We use laser-cooling and trapping of neutral atoms as the basis for a wide variety of applications to fundamental and practical problems. Our laboratory pioneered many of the key techniques used to create cold atomic gases, like deceleration of atomic beams, atom trapping, sub-Doppler cooling, optical lattices, etc. Today we use cold atomic gases, often quantum degenerate systems, to study a variety of applicatioins and phenomena including quantum information processing, quantum simulation, and quantum metrology. Our group is part of the Joint Quantum Institute and we have research on both the NIST-Gaithersburg and the University of Maryland-Colleg Park campuses. Our research benefits from strong collaborations with other experimentalists and theorists at NIST and the JQI, and internationally. A few examples of recent work are:
"A Rapidly Expanding Bose-Einstein Condensate: An Expanding Universe in the Lab," S. Eckel, A. Kumar, T. Jacobson, I. B. Spielman, and G. K. Campbell, Phys. Rev. X, 8, 021021 (2018).

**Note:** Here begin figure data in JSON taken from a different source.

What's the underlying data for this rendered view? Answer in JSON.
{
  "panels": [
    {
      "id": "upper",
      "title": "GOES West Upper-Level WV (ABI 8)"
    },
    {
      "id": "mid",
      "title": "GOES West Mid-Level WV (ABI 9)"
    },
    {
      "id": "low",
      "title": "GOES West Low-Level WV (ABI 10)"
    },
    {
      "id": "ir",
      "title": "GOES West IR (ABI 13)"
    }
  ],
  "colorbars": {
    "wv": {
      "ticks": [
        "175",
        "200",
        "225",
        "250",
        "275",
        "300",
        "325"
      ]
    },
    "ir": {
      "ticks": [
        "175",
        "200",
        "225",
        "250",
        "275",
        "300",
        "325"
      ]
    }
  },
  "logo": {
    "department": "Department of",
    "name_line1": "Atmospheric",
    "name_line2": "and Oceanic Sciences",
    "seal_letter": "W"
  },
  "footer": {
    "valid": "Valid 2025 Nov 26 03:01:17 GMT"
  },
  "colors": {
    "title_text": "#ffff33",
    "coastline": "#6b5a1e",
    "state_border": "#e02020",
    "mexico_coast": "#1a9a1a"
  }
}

"Dark State Optical Lattice with a Subwavelength Spatial Structure," Y. Wang, S. Subhankar, P. Bienias, M. Lacki, T-C. Tsui, M. A. Baranov, A. V. Gorshkov, P. Zoller, J. V. Porto, and S. L. Rolston, Phys. Rev. Lett., 120, 083601 (2018).
"Spinor Dynamics in an Antiferromagnetic Spin-1 Thermal Bose Gas," H. K. Pechkis, J. P. Wrubel, A. Schwettmann, P. F. Griffin, R. Barnett, E. Tiesinga, and P. D. Lett, Phys. Rev. Lett., 111, 025301 (2013).